Financial services and pensions law specialist Simon Laight of Pinsent Masons, the law firm behind Out-Law.com, said that the disinvestment arrangements would have to be triggered automatically because it would be too expensive for platforms to make "manual interventions".
Laight said that the forthcoming rules on adviser charging, coupled with the ban the Financial Services Authority (FSA) has imposed on cash rebates, meant that there is an "accentuated need for auto disinvestment strategies". He said that such strategies were always "essential for pension wrappers" in order to "avoid disputes over benefit payments not being paid on time or when expected".
"An auto disinvestment strategy used to be necessary in pensions to pay minimum drawdown payments required by tax legislation – but that requirement has fallen away," Laight said. "When it was there, to have defaulted on paying a drawdown instalment would have triggered tax charges."
Under its Retail Distribution Review (RDR) the FSA has set out new adviser charging rules which, from the end of this year, will require that advisers only receive payment for their services from clients. The regulator introduced the rules after expressing concern about the way advisers are often paid commission from product providers for recommending their products to clients. This arrangement creates the risk that advisers may not always provide personalised recommendations that are best suitable for clients, the FSA has said.
To expand on the principles of its adviser charging rules, the FSA has said that it will ban product providers from paying cash rebates to advised clients. In a consultation paper published earlier this year, which detailed the regulator's intention to apply the ban to cash rebates paid through platform services, it made clear why it wanted to ban the arrangements.
"Our view is that cash rebates hinder transparency and potentially provide a mechanism for commission to continue being paid," the FSA said in the paper.

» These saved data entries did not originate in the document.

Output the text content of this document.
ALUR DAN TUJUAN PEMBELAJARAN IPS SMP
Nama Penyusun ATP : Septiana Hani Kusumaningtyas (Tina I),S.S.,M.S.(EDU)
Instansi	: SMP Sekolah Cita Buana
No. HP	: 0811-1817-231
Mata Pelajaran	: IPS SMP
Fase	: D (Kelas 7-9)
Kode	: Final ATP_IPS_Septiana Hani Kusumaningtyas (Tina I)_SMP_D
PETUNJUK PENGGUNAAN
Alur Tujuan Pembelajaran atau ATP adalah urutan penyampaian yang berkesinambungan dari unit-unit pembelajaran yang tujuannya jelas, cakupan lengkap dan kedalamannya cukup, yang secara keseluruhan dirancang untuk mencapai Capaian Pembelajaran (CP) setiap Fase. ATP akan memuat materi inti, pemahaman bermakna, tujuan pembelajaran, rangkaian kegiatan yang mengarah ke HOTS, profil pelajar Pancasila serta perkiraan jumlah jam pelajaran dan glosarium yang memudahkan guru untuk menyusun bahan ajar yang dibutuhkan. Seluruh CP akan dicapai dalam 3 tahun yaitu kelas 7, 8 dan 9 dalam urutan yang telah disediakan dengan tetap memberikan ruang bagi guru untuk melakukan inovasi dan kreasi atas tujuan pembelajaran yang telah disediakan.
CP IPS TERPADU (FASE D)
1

Cash rebates in a platforms context are currently paid to consumers' platform accounts. They are issued by product providers whose products have been selected for investment by consumers or advisers on their clients' behalf. Often a portion of the rebates are used to offset what advisers charge clients for their advice. However, whilst the FSA has outlined its intention to ban such arrangements, it has proposed to allow product providers to issue unit rebates to clients' platform accounts instead. The units would represent a value that clients could reinvest in particular products they are offering.

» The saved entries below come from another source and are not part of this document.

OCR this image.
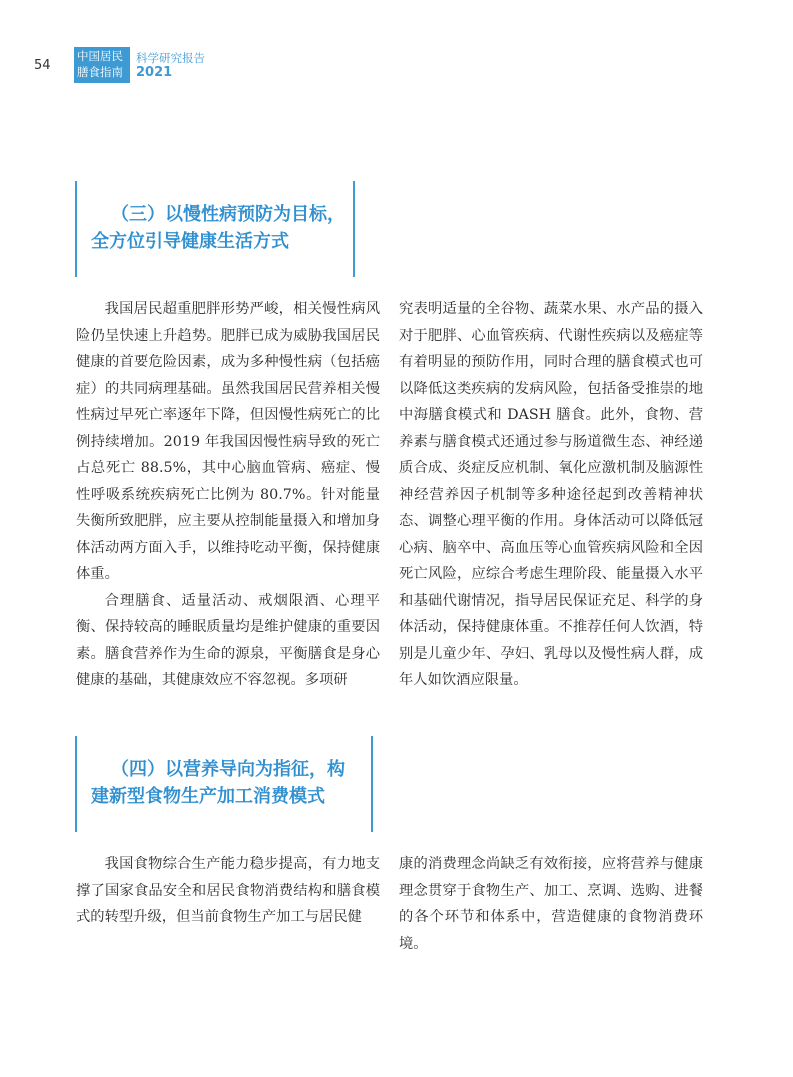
54
中国居民
膳食指南
科学研究报告
2021
（三）以慢性病预防为目标，
全方位引导健康生活方式

我国居民超重肥胖形势严峻，相关慢性病风险仍呈快速上升趋势。肥胖已成为威胁我国居民健康的首要危险因素，成为多种慢性病（包括癌症）的共同病理基础。虽然我国居民营养相关慢性病过早死亡率逐年下降，但因慢性病死亡的比例持续增加。2019 年我国因慢性病导致的死亡占总死亡 88.5%，其中心脑血管病、癌症、慢性呼吸系统疾病死亡比例为 80.7%。针对能量失衡所致肥胖，应主要从控制能量摄入和增加身体活动两方面入手，以维持吃动平衡，保持健康体重。

合理膳食、适量活动、戒烟限酒、心理平衡、保持较高的睡眠质量均是维护健康的重要因素。膳食营养作为生命的源泉，平衡膳食是身心健康的基础，其健康效应不容忽视。多项研

究表明适量的全谷物、蔬菜水果、水产品的摄入对于肥胖、心血管疾病、代谢性疾病以及癌症等有着明显的预防作用，同时合理的膳食模式也可以降低这类疾病的发病风险，包括备受推崇的地中海膳食模式和 DASH 膳食。此外，食物、营养素与膳食模式还通过参与肠道微生态、神经递质合成、炎症反应机制、氧化应激机制及脑源性神经营养因子机制等多种途径起到改善精神状态、调整心理平衡的作用。身体活动可以降低冠心病、脑卒中、高血压等心血管疾病风险和全因死亡风险，应综合考虑生理阶段、能量摄入水平和基础代谢情况，指导居民保证充足、科学的身体活动，保持健康体重。不推荐任何人饮酒，特别是儿童少年、孕妇、乳母以及慢性病人群，成年人如饮酒应限量。

（四）以营养导向为指征，构
建新型食物生产加工消费模式

我国食物综合生产能力稳步提高，有力地支撑了国家食品安全和居民食物消费结构和膳食模式的转型升级，但当前食物生产加工与居民健

康的消费理念尚缺乏有效衔接，应将营养与健康理念贯穿于食物生产、加工、烹调、选购、进餐的各个环节和体系中，营造健康的食物消费环境。
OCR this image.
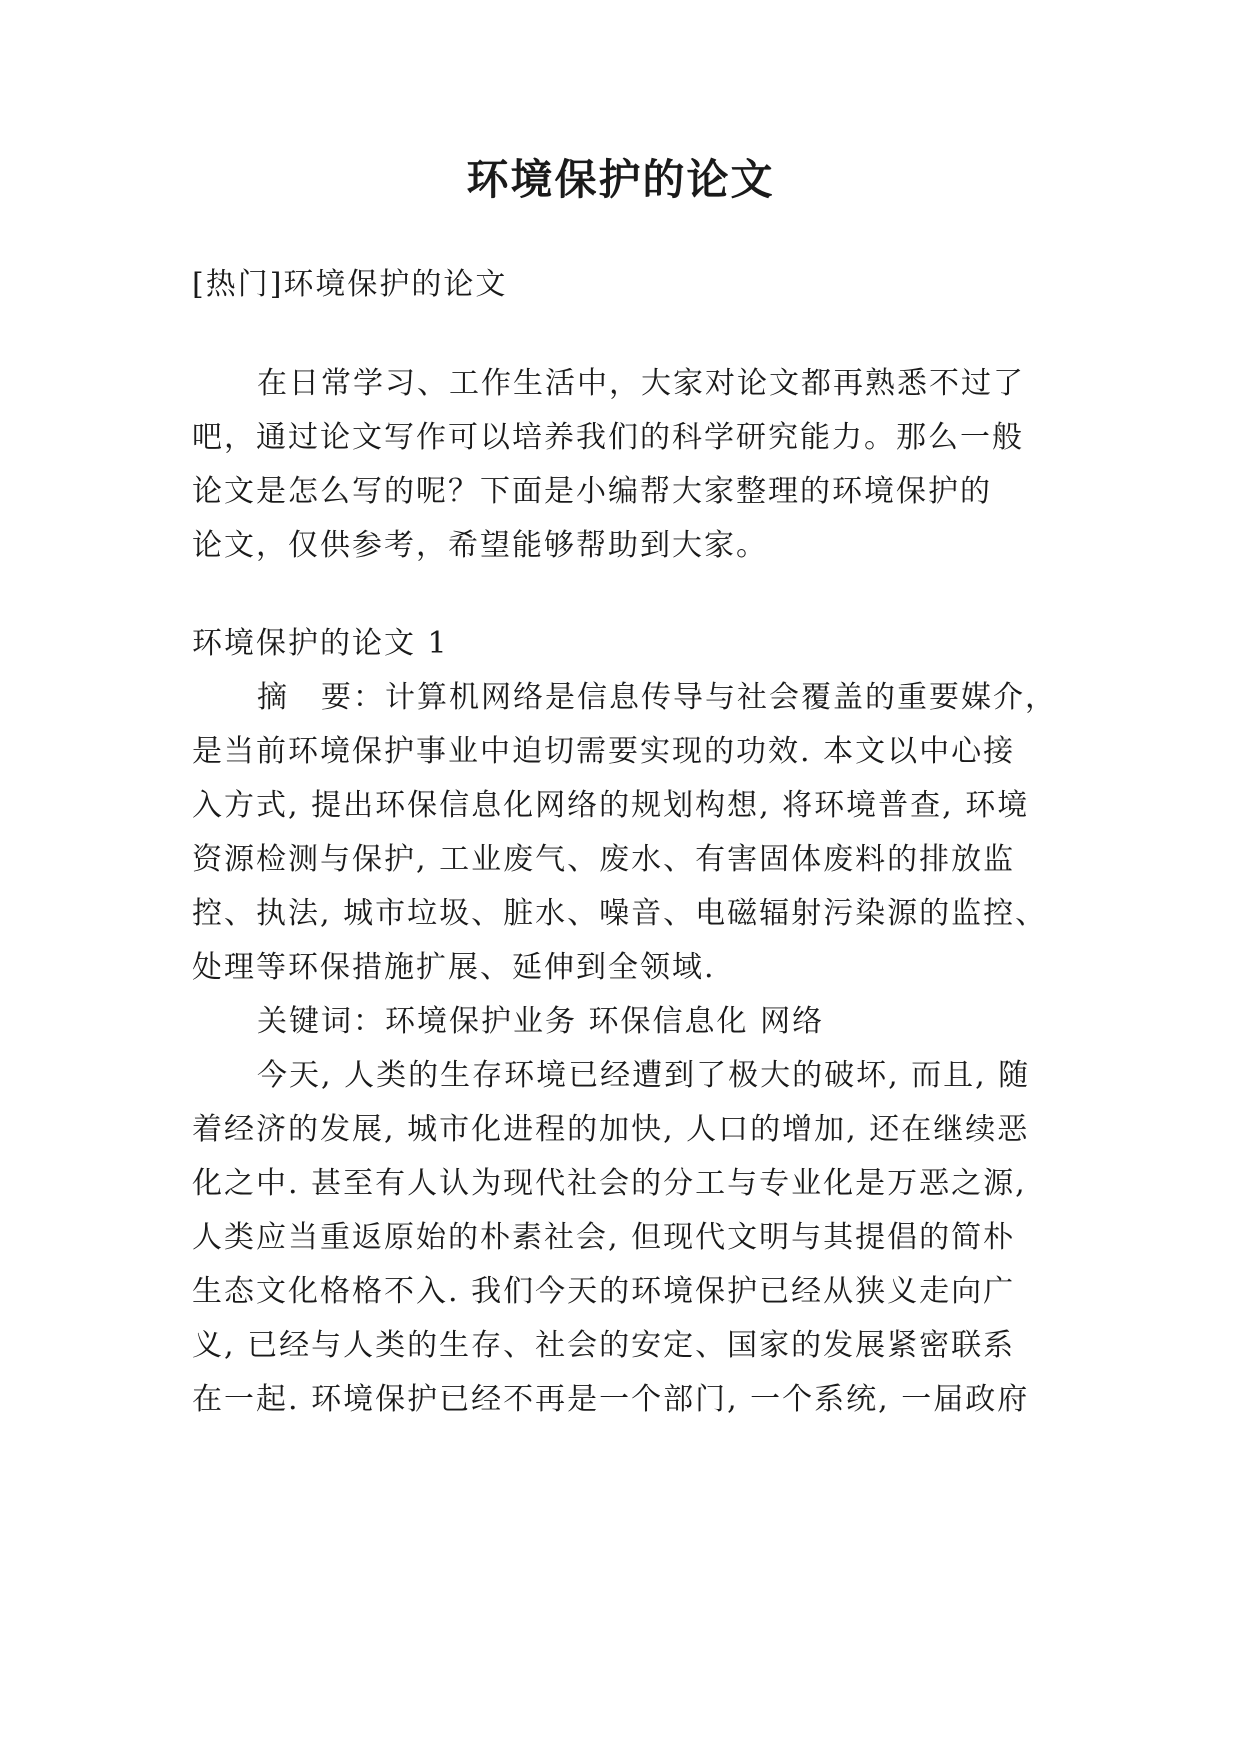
环境保护的论文
[热门]环境保护的论文
在日常学习、工作生活中，大家对论文都再熟悉不过了
吧，通过论文写作可以培养我们的科学研究能力。那么一般
论文是怎么写的呢？下面是小编帮大家整理的环境保护的
论文，仅供参考，希望能够帮助到大家。
环境保护的论文 1
摘　要：计算机网络是信息传导与社会覆盖的重要媒介，
是当前环境保护事业中迫切需要实现的功效. 本文以中心接
入方式, 提出环保信息化网络的规划构想, 将环境普查, 环境
资源检测与保护, 工业废气、废水、有害固体废料的排放监
控、执法, 城市垃圾、脏水、噪音、电磁辐射污染源的监控、
处理等环保措施扩展、延伸到全领域.
关键词：环境保护业务 环保信息化 网络
今天, 人类的生存环境已经遭到了极大的破坏, 而且, 随
着经济的发展, 城市化进程的加快, 人口的增加, 还在继续恶
化之中. 甚至有人认为现代社会的分工与专业化是万恶之源,
人类应当重返原始的朴素社会, 但现代文明与其提倡的简朴
生态文化格格不入. 我们今天的环境保护已经从狭义走向广
义, 已经与人类的生存、社会的安定、国家的发展紧密联系
在一起. 环境保护已经不再是一个部门, 一个系统, 一届政府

Platform providers have taken a mixed approach to how to deal with circumstances where there is not enough cash in investors' cash accounts to cover the adviser charge, according to a report by Money Marketing.
The report outlined how most platform providers will offer auto disinvestment solutions to advisers to overcome the problem. Only Standard Life said that it would not offer auto disinvestment opportunities for advisers.
Laight said that there were "pros and cons" to each of the various measures chosen by the platform providers. He said that whilst it might be easiest for consumers to understand an approach whereby disinvestment of their assets occurs on a 'last in, first out' (LIFO) basis, as some providers said they will do, he said that the "pitfalls" identified by one provider in the Money Marketing report were valid.
"There will be very good reasons why the adviser and the client made a decision to invest in a specific fund, which could be timed to reflect what is happening in the market," Aviva UK senior marketing manager Phil Ralli said, according to the report. "We felt taking all of the money from that last invested fund was a bit counter-intuitive and would probably disturb the plans the adviser and client have put in place."
Fidelity FundsNetwork said it would allow advisers to take their charge from a client fund they nominate, or from the largest fund if they make no nomination, according to the Money Marketing report. Skandia and Cofunds are among the other providers that allow advisers a choice of where to take their charge from.
"On balance, I favour running a dual offering," Laight said. "This would mean that customers and advisers could specify a default strategy from within a list of disinvestment strategies permitted by the platform, but where in the absence of one being specified a modified LIFO approach would apply."
"The modified approach is necessary to exclude certain investments from the LIFO rule, for example where the last investment made by an adviser on behalf of their client was in an illiquid asset. It could be that the charge is derived from liquid assets on a LIFO basis before moving to illiquid assets if liquid ones are exhausted," the expert added.
"In the SIPP world, if there is no cash or assets to pay the operator’s charges or costs then often personal indemnities kick in. Clearly those indemnities from the customer need to be clearly sign posted at point of sale if any reliance is to be placed on them," Laight said.